Parama Chaudhury: ‘In my lectures, different tasks are set every 15 minutes’
Director of the Centre for Teaching and Learning Economics at UCL explains how lectures can deliver for everyone in the room
The evolution of the university lecture
In a world with many big issues to address – global warming, poverty and economic instability to name but a few – universities play a fundamental role in stoking the creative fires of tomorrow’s problem solvers.
Universities so often pave the way for meetings of the mind. Creative partners such as Google founders Larry Pageand Sergey Brin, and also Chris Martin and Jonny Buckland, who launched the band Coldplay, first connected as students.
During lectures, students get the chance to discuss opposing views, challenge opinions and find like-minded peers with whom they can collaborate openly and passionately. But how can academics ensure students get maximum benefit from the experience when there are 300 or more people in the room?
A fresh approach
Any large lecture group will include a range of students with differing backgrounds, interests and motivations – those keen to contribute to discussions, take notes and ask questions, a few confused about the topic, but reluctant to seek clarification and a handful of disengaged students at the back who are at risk of dropping out.
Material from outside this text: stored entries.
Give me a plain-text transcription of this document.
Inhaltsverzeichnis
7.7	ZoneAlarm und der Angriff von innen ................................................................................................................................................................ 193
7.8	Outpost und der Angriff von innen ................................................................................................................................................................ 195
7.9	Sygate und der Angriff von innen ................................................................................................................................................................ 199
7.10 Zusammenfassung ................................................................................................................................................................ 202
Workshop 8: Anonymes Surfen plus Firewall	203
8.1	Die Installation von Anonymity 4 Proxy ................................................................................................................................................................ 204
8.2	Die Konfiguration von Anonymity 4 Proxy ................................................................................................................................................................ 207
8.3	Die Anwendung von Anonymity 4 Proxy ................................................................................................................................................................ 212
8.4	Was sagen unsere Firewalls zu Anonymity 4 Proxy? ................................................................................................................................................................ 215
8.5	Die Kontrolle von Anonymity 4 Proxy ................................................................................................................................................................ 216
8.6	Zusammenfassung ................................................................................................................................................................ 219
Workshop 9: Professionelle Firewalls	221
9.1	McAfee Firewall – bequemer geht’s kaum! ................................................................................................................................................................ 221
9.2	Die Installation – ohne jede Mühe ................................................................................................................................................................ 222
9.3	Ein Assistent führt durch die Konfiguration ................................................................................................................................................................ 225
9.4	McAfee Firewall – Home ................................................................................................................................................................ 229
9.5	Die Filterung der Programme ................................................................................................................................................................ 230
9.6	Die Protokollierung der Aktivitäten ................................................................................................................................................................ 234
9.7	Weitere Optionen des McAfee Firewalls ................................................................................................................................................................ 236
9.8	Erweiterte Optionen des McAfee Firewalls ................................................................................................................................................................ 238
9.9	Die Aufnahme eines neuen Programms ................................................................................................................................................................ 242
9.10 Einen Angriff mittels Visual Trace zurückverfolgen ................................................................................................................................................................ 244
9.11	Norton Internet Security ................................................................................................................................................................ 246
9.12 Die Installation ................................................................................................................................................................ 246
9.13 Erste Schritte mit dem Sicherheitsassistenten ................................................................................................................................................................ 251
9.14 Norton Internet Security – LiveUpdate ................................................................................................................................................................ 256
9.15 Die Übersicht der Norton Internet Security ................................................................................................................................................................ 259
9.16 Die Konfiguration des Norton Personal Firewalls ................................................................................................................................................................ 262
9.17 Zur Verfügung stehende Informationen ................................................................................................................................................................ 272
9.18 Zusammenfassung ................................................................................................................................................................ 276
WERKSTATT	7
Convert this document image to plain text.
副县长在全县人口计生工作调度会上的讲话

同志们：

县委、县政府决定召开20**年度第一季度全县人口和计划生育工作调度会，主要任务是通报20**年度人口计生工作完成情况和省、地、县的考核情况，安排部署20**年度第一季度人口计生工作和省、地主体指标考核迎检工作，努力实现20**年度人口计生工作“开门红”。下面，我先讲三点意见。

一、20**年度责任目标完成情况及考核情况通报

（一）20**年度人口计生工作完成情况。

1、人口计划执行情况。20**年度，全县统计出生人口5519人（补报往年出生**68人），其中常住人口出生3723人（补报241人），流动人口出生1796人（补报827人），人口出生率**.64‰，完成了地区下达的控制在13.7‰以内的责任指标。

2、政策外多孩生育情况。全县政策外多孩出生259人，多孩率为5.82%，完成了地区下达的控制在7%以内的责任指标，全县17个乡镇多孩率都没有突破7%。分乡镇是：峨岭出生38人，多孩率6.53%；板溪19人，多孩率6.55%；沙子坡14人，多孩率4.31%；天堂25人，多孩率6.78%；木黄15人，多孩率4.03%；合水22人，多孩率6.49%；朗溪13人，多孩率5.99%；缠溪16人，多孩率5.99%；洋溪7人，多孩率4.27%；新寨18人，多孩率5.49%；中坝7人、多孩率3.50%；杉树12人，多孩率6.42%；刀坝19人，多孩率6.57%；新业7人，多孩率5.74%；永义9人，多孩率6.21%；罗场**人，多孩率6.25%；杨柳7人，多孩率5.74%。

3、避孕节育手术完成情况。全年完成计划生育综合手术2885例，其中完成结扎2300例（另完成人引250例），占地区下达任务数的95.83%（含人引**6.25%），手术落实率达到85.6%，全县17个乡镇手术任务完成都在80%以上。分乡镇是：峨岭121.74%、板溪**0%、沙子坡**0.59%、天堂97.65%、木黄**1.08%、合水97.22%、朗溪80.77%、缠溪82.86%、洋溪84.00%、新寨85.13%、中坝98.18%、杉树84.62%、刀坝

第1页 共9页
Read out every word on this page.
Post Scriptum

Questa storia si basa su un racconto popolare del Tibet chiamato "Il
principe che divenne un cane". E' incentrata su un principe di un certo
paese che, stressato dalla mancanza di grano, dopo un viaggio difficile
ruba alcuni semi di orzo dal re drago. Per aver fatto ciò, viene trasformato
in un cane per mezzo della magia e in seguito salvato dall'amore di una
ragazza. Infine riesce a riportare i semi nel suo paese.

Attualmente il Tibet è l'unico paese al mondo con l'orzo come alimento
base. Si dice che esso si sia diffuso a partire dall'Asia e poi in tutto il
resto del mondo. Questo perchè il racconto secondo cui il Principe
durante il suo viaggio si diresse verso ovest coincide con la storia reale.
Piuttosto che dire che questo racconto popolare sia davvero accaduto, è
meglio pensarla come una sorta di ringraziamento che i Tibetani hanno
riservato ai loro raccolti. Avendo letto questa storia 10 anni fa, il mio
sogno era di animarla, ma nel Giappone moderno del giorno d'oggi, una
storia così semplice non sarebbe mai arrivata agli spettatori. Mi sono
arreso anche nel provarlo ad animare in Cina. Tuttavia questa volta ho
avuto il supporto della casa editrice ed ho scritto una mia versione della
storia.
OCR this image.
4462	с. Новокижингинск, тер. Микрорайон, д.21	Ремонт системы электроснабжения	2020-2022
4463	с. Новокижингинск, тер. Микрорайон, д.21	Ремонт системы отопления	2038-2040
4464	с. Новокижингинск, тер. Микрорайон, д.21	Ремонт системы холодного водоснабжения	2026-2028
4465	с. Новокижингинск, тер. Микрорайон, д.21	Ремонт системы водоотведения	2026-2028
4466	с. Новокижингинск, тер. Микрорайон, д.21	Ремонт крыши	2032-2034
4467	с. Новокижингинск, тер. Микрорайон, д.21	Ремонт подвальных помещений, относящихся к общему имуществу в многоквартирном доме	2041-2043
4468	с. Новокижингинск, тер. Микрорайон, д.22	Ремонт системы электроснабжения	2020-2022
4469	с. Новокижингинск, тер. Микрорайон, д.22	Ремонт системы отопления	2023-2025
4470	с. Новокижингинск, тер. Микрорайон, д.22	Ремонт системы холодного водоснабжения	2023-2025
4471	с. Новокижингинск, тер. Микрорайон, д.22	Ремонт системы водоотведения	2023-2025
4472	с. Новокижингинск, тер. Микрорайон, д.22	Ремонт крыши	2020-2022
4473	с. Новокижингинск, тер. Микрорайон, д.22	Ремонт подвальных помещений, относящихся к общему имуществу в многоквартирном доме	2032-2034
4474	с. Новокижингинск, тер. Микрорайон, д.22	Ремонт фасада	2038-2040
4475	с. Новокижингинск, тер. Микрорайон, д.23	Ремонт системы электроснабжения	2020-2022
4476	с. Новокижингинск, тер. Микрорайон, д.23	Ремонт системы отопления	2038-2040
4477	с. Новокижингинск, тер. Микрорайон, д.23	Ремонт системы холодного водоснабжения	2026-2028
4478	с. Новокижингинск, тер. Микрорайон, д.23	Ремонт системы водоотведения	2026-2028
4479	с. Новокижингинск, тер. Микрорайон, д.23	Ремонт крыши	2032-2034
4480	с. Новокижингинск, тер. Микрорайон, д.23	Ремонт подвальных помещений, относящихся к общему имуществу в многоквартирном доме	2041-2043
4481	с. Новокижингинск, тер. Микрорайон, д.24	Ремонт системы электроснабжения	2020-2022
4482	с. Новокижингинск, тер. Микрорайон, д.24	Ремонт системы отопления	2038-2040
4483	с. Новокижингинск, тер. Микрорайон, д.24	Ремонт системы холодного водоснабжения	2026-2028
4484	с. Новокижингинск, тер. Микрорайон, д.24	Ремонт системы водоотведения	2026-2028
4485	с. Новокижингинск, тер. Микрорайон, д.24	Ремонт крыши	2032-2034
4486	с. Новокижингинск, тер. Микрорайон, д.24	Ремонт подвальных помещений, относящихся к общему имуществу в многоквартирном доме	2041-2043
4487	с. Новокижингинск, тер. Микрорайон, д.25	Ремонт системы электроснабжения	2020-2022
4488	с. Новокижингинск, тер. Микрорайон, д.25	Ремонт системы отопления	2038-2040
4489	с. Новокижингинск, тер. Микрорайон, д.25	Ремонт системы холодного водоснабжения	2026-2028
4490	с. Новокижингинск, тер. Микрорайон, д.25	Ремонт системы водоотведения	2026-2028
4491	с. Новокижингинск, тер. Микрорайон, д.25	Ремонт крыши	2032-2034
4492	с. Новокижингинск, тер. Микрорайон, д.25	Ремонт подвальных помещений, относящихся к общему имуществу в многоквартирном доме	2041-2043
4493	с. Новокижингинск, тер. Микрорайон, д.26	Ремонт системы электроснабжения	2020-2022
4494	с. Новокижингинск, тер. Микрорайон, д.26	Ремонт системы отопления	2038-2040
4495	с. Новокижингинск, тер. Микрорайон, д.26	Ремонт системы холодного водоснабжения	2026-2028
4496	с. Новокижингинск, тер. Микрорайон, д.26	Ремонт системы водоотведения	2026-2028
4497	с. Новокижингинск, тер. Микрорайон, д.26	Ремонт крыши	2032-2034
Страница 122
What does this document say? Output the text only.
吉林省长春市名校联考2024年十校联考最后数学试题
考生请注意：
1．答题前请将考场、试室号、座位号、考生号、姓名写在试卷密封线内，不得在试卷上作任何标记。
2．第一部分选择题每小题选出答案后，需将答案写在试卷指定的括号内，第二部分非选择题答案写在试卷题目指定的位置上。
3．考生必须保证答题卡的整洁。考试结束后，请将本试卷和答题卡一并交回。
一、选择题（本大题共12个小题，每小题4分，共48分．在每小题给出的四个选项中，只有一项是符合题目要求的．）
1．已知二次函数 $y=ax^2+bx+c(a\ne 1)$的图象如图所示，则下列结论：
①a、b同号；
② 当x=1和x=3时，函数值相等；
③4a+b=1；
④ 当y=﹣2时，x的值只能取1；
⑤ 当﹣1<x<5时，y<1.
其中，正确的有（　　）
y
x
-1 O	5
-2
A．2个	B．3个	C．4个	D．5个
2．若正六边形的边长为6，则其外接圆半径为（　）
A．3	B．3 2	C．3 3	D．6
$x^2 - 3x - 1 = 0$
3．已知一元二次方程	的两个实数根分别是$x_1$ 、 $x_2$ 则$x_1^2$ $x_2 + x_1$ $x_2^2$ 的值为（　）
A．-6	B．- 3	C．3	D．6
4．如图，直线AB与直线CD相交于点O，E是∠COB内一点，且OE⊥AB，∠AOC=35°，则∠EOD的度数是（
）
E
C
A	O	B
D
In subjects like mine, economics, opinions and the ability to evaluate them are central to learning. But in large teaching groups, encouraging debate and giving students the chance to work together on problem-solving tasks is not always easy.
The typical stadium style seating arrangement makes it difficult for students to be heard and moving amongst your students to assess their understanding of the topic is virtually impossible.
So, I’ve changed the way I lecture to create a much more collaborative and exciting learning environment, with interesting results.
Firing students up
Students could be asked to complete a quiz on their knowledge of the recession or participate in a poll designed to prompt debate around the potential economic and social impact of Brexit
If there’s one thing I don’t want students to expect when they join my course it’s one-way conversation – me up front and them listening.
At the start of term, I might spark discussion by asking what my students think the most pressing issue is that we as economists in a particular field should be thinking about on that day. Their responses allow me to get to know them, but the task also gets them thinking like economists from day one.
In my lectures, different tasks are set every 15 minutes too, which keeps levels of engagement up and encourages collaboration. Students could be asked to complete a quiz on their knowledge of the recession or participate in a poll designed to prompt debate around the potential economic and social impact of Brexit.
As they discuss topics in a group, I can gauge students’ understanding, but importantly, the scores they are awarded in some modules go towards their final grade so there’s a real incentive to contribute fully in class.
Bringing lectures to life
Being able to ask something anonymously from a laptop at any time breaks down the fear some students have
The ability to work collaboratively is becoming an essential skill for students wanting to compete on a global scale for the best career opportunities and the lecture theatre offers a place to develop these skills.
Technology is helping in this process too.
Crucially, I’ve found that being able to ask something anonymously from a laptop at any time breaks down the fear some students have of asking ‘stupid’ questions. All students benefit from my responses, but I can also see who has asked questions and provide individual help if it’s needed.
Naturally, it always pays to be one step ahead when integrating technology into a lecture. That’s why, on the rare occasion a student arrives without a laptop, we have processes in place to provide one.
A Wifi crash could really disrupt proceedings too, so a reliable network is important. Having said that, a confident lecturer will usually be able to implement an effective Plan B to save the day. A show of hands when asking group questions can work just as well in the short term. Students are largely forgiving of minor glitches, as they appreciate the benefits of using the technology.
Bringing people together
Research has shown that lecture attendance has a statistically significant effect on student learning. That’s why myself and colleagues like digital anthropologist and e-learning guru, Jason Norton, and his team at UCL work hard to create a dynamic and more representative environment to engage students and encourage them in to classes.
Could discussions sparked every 15 minutes, students solving problems together and a voice for the quieter individuals be the future of the university lecture?
Dr Parama Chaudhury is a principal teaching fellow and director of the Centre for Teaching and Learning Economics (CTaLE) at UCL.